The intensified competition within the province is actively responding, and there is still better room outside the province.

Due to the province’s base competitiveness, the price of Haitian is transparent, the distributors’ channel profits are relatively thin, and their enthusiasm is slightly hindered. In addition, competition is intensifying, and the province’s revenue growth rate is expected to improve.

In response to this, the company launched a new version of Haitian to improve dealer channel profits, and some regions have met the company’s expectations.

At the same time, the company also actively responded to competing products. At the marketing conference that was reorganized after the year, the company adjusted its organization and personnel, and set up a sales area in Huai’an to block competitive products.
Despite the short-term growth impact, it is beneficial to long-term development.
According to grassroots research, the growth rate in the province has improved during the Spring Festival, and the repayment has been slightly affected, but the growth is relatively benign and stable growth is still expected.

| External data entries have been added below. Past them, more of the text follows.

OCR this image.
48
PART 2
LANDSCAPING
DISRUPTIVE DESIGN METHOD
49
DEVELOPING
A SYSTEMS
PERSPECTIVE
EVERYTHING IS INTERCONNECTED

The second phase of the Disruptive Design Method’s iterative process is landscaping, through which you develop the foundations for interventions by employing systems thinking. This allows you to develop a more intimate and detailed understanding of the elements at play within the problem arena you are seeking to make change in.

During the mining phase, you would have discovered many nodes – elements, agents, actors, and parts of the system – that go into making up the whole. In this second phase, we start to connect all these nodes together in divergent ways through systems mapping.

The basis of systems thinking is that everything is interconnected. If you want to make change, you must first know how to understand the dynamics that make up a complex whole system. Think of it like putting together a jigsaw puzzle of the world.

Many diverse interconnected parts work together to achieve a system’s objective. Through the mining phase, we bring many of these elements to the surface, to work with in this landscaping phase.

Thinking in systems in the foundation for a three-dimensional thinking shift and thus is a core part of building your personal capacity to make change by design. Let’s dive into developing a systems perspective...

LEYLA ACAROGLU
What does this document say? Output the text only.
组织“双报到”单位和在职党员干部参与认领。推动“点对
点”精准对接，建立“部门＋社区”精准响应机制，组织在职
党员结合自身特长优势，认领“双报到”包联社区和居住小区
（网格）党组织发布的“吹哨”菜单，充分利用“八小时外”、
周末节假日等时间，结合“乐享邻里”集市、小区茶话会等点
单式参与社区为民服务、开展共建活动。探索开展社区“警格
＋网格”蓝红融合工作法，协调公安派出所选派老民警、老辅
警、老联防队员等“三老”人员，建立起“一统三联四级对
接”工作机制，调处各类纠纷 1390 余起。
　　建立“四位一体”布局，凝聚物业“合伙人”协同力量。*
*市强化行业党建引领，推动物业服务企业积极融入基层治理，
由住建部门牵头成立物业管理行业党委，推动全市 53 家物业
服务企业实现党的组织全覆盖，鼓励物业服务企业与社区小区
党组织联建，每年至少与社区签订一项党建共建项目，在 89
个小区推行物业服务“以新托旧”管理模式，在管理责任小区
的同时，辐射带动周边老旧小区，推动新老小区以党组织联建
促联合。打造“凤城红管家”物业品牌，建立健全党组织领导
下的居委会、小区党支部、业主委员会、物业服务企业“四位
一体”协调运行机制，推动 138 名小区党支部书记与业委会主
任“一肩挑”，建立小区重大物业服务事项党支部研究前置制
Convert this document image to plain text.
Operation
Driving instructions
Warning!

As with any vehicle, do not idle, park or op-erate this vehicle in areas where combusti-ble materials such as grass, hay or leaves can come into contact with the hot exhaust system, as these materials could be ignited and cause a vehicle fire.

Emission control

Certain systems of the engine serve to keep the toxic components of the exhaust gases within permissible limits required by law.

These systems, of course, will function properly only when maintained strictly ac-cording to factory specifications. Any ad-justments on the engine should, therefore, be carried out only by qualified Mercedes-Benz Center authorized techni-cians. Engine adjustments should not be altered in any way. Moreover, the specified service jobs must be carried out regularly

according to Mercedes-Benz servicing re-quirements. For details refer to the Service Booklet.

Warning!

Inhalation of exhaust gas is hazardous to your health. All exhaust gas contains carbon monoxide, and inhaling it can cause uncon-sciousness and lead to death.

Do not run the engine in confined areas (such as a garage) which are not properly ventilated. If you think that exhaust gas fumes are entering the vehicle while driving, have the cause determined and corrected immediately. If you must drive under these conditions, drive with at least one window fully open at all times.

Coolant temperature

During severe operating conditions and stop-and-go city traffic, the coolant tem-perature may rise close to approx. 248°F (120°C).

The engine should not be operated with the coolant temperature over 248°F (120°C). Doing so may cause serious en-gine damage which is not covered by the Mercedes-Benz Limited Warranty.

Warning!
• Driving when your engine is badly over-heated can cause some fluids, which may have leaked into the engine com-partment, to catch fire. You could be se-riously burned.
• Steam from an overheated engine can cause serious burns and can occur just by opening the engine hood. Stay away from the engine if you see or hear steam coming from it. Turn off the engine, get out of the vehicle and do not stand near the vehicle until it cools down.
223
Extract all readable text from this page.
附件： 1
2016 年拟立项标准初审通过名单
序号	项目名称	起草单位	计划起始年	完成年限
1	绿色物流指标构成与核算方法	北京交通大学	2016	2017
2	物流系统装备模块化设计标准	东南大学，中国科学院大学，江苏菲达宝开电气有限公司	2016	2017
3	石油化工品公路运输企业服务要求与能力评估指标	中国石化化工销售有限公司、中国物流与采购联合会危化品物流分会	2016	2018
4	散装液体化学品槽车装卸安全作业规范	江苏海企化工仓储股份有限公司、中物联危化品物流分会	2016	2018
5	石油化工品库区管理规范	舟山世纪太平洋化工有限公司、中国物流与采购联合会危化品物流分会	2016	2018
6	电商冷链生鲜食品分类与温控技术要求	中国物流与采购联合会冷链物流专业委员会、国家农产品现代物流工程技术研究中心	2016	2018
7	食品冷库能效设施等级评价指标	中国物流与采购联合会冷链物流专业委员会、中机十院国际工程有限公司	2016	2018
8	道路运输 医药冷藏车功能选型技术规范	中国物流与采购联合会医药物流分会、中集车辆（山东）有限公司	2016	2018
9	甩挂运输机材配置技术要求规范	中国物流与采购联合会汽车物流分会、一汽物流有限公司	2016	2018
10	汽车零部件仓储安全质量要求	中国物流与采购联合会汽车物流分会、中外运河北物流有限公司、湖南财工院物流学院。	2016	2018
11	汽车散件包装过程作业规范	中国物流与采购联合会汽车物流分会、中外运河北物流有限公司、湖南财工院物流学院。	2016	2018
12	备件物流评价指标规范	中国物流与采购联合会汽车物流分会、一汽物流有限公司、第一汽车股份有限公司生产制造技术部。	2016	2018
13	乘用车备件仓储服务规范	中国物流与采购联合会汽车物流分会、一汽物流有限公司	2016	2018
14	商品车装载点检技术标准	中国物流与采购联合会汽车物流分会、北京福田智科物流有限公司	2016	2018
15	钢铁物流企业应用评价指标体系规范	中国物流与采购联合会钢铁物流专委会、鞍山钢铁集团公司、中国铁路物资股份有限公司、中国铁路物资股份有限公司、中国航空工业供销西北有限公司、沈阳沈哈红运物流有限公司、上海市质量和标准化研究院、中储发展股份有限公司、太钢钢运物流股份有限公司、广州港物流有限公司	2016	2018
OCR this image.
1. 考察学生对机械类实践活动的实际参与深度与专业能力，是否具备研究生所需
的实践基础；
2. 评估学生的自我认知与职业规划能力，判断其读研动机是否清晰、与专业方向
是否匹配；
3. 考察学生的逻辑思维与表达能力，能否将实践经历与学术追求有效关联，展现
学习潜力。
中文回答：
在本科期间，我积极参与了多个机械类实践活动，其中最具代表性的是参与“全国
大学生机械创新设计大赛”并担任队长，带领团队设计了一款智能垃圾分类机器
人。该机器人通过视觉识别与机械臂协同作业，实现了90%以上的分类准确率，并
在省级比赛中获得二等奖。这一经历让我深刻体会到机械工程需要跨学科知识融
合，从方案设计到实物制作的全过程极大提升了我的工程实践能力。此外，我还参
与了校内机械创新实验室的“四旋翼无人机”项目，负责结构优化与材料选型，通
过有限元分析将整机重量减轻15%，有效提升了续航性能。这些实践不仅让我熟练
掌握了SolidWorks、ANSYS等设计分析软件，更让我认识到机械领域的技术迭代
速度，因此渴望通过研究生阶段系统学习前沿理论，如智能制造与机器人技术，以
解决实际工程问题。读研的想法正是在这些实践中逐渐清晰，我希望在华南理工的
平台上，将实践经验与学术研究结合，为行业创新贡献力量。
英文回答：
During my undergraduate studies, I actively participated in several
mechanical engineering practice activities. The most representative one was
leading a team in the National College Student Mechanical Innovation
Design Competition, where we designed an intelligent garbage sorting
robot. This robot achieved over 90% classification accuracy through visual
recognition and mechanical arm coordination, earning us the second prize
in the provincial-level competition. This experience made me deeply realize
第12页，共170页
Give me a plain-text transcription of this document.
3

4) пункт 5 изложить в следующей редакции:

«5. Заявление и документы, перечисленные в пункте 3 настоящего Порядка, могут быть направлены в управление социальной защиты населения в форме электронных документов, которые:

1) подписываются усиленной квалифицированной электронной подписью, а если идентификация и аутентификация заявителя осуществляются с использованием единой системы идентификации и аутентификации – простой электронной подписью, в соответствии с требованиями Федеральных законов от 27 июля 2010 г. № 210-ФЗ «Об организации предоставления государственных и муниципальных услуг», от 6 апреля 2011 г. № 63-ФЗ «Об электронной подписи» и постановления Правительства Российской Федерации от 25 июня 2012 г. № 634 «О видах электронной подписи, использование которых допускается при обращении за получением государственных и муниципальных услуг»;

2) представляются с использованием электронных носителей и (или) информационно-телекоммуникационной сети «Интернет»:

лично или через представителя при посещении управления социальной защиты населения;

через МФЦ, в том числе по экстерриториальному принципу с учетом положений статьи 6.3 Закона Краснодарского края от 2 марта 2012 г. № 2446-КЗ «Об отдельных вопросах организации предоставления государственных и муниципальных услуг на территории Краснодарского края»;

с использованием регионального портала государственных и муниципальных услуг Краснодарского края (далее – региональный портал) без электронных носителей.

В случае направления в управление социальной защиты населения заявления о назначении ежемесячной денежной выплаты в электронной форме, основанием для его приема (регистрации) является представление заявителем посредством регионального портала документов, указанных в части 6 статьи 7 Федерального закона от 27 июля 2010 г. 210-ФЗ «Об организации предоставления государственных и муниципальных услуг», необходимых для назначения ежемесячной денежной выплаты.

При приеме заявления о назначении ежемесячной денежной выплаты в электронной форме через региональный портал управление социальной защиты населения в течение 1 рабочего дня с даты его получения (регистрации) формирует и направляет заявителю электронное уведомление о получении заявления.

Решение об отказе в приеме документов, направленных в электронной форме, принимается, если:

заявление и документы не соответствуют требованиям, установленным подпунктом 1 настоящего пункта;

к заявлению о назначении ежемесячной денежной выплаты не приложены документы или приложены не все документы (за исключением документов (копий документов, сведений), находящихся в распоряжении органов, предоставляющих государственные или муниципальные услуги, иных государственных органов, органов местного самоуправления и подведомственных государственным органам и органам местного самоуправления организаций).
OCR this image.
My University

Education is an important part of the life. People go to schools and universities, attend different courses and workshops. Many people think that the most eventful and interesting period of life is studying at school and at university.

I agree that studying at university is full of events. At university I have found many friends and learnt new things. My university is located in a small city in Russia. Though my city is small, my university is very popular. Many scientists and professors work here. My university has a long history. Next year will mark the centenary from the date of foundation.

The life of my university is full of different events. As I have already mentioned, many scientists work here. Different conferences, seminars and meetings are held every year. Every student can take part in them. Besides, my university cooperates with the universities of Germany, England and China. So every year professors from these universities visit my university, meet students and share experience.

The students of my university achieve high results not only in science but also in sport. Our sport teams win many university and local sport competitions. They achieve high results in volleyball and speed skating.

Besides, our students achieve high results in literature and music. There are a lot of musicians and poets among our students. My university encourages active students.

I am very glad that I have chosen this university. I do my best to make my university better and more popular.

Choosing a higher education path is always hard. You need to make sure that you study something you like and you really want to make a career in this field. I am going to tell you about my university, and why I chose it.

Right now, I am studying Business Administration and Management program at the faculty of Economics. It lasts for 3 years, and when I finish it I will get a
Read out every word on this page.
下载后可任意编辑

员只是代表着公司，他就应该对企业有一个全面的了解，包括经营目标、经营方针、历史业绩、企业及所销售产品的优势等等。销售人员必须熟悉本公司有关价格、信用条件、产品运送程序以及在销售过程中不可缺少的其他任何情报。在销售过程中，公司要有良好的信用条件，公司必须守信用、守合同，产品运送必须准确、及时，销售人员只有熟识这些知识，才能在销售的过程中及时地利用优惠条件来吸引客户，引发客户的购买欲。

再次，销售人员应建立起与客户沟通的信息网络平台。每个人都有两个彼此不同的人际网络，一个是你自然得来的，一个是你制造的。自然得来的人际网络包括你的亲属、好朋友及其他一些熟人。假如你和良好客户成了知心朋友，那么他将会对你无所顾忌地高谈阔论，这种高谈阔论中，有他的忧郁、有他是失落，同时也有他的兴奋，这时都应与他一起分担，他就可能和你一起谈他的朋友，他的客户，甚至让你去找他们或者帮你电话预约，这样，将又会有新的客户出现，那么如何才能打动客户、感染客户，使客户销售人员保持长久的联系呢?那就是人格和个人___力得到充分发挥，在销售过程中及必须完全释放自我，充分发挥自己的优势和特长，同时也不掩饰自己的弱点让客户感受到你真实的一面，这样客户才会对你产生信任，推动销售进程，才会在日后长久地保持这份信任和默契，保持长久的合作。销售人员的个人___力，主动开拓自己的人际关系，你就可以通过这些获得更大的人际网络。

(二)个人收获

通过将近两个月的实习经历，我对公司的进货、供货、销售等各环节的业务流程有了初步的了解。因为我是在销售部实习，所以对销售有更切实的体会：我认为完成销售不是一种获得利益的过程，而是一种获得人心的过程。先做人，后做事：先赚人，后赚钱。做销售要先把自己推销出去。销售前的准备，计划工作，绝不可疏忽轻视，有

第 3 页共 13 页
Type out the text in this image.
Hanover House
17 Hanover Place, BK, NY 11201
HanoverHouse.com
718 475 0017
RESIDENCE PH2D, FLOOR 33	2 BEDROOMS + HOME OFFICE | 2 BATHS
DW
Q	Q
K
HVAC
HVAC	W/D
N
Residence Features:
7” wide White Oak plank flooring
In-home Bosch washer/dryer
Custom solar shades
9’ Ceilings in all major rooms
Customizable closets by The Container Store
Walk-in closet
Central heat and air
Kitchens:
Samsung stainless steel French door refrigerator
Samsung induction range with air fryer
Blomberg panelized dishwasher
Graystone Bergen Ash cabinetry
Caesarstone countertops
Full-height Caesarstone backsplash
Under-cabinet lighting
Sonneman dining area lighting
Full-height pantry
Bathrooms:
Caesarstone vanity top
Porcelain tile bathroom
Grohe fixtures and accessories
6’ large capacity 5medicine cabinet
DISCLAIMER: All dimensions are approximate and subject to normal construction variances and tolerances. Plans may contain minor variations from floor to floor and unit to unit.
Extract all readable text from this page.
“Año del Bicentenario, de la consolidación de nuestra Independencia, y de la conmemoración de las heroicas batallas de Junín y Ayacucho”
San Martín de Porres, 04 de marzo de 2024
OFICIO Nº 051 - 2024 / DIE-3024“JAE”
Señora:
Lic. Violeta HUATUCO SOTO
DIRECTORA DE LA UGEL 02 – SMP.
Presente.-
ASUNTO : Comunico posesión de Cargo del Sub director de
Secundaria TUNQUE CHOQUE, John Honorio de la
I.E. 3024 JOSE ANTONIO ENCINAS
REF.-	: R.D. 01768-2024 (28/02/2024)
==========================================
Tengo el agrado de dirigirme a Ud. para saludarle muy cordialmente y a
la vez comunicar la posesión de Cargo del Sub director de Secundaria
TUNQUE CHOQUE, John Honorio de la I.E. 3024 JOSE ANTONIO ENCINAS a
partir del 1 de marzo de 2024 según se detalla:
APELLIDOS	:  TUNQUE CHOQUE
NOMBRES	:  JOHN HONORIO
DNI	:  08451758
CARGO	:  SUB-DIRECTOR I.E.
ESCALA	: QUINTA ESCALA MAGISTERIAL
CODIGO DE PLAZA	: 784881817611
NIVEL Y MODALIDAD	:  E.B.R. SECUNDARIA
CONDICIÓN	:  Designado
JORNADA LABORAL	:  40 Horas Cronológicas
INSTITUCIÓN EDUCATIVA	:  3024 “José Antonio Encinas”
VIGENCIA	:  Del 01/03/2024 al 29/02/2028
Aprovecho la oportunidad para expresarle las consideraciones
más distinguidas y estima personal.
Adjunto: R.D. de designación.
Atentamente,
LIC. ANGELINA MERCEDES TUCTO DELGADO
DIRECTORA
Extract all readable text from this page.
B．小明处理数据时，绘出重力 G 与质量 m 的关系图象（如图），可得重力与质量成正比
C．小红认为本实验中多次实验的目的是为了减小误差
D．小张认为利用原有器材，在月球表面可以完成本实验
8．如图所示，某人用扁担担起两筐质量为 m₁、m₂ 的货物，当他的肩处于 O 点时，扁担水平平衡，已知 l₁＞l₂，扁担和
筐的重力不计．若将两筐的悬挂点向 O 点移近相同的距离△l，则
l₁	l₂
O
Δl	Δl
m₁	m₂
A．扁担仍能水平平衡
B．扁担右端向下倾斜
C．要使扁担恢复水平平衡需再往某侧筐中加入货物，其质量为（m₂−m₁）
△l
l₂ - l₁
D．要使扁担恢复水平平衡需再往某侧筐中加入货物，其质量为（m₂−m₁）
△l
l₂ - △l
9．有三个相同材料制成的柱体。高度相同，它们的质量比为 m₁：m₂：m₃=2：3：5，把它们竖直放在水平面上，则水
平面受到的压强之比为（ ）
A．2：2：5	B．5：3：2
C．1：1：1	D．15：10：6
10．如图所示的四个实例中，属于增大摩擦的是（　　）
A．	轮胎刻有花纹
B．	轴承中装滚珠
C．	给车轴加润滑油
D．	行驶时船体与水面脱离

The growth rate outside the province is still relatively early. The core markets of Shandong, Henan, Anhui, Zhejiang and Hebei have all performed well, and it is expected that new growth will be brought in the future.

Investment suggestion: The company’s focus on the sub-high-end dream blue has achieved significant results, and its operating goals for 19 years have been steadily improving. We supplement the 21-year forecast and slightly adjust the EPS for 19-20 to 6.



69 yuan (previous forecast was 6.


06 yuan), corresponding to 19/17/16 times PE, respectively, combined with the company’s growth rate expectations and changes in the current sector, given a 25-year change in 19 years, the target price is 156 yuan, maintaining a “strong push” rating.

Risk warning: macroeconomic downside risks; increased competition risks; demand is less than expected.